Your faith is demonstrated in how you respond to problems

Your faith is demonstrated in how you respond to problems

In some circles, Christians are directly taught that if they are faithful to God, they will be blessed with an abundant, happy and healthy life. It is a compelling message. We’d love it to be true. A neat life where faithfulness directly leads to an easy life right now sounds fantastic!

And this is not only an issue for Christians who have been taught this kind of prosperity theology. All of us will, at times, think along these lines. We will wonder if the problems we are currently facing are some sort of judgement from God. We will be upset if our plans don’t come about, assuming that God should give us what we want.

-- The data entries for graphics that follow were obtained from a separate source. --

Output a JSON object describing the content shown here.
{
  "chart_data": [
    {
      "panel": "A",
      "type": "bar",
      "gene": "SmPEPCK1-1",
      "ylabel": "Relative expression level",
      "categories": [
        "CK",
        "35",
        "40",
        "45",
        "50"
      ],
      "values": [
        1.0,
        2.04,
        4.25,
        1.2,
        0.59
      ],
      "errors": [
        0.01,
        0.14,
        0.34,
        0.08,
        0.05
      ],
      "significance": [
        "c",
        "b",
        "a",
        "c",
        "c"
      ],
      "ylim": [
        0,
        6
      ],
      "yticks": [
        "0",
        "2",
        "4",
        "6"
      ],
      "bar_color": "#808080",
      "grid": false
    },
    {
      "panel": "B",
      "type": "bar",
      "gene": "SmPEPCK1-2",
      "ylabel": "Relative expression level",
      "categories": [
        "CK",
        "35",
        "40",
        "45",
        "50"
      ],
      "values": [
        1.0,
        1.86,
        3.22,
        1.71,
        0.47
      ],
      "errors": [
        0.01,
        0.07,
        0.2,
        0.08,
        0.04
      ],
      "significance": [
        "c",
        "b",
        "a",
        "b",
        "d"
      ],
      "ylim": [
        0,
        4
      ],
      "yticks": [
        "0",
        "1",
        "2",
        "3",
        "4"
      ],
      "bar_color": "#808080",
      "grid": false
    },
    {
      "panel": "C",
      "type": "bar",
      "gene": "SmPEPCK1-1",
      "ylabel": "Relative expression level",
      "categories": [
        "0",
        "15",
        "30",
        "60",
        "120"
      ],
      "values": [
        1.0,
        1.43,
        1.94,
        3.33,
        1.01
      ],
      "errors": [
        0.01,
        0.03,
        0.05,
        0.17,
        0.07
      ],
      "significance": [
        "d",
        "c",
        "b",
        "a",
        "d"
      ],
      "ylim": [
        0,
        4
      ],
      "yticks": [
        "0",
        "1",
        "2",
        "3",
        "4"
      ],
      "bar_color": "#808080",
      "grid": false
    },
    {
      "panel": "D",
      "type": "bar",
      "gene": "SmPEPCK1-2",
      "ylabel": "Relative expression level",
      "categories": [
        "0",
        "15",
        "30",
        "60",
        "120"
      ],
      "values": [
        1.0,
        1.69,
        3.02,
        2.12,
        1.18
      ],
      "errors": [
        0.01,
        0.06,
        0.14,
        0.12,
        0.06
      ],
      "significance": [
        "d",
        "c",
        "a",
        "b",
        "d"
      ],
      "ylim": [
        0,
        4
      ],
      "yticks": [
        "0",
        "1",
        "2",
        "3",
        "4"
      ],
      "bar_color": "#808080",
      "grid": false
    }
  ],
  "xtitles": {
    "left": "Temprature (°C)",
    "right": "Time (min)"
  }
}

Yet the ease of your life is a bad indicator of your faith in God. Even a cursory look at the Bible will demonstrate that. The men who wrote Psalms 37 and 73 both noted that those who care nothing for God often seem to have happy, successful lives while believers struggle. Evil kings like Ahab and Manasseh reigned for a long time. The prophets and apostles all had difficult lives facing all kinds of problems. Life is not as simple as the faithful getting blessed now and the wicked facing immediate judgement.

Looking through the many kings described in 1 and 2 Kings, both good and bad, is instructive for us here. The vast majority of them faced major problems in their lives. The difference between the good kings and the wicked kings was not the circumstances they lived through; it was how they reacted to those circumstances. All of them faced problems. The faithful ones trusted God in those problems, while the wicked ones did not.

Omri (1 Kings 16:21-28), for example, was an incredibly evil king who started a dynasty of evil kings, including his son Ahab. He rebuilt cities and was known for his might and ruled for a long time. Compare this to someone like Hezekiah (2 Kings 18-20), who faced a serious personal sickness and a siege that threatened his capital city. His life seemed more difficult than that of Omri, yet he called to God in his troubles and trusted in the word of God’s prophets.

What should we do with these examples? Here are some possibilities:

  1. Have the right expectations of life

God does not promise us ease, wealth and a long life, whatever some preachers might teach. God’s people have always suffered. Sometimes, this is due to simply being sinners in a sinful world; other times, it might be directly due to our faith. In any case, we should be ready for difficulties, not only for peace and ease.

  1. It is not for us to know why we face what we face

The ‘why’ question often leads nowhere. Yes, there were times in 1 and 2 Kings when a famine or event happened directly due to God’s judgement. Most of the time we won’t know why our lives are how they are. Perhaps we have issues due to our own sinful decisions; maybe it is part of a bigger plan of God we have not been told about. Seeking to know why is not the main focus of what we should be thinking and doing.

  1. How can I serve Jesus now in this imperfect situation?

This is the key question to ask. We can respond to any situation with faith or with self-reliance. We can enjoy God’s current blessings to us or we can complain that we wanted more. We can show what it looks like to persevere through illness knowing our God loves us, or we can complain constantly and make the lives of all around us a misery. Whatever your life is like now, you can honour God in your personal circumstances. Show your faith in what you do.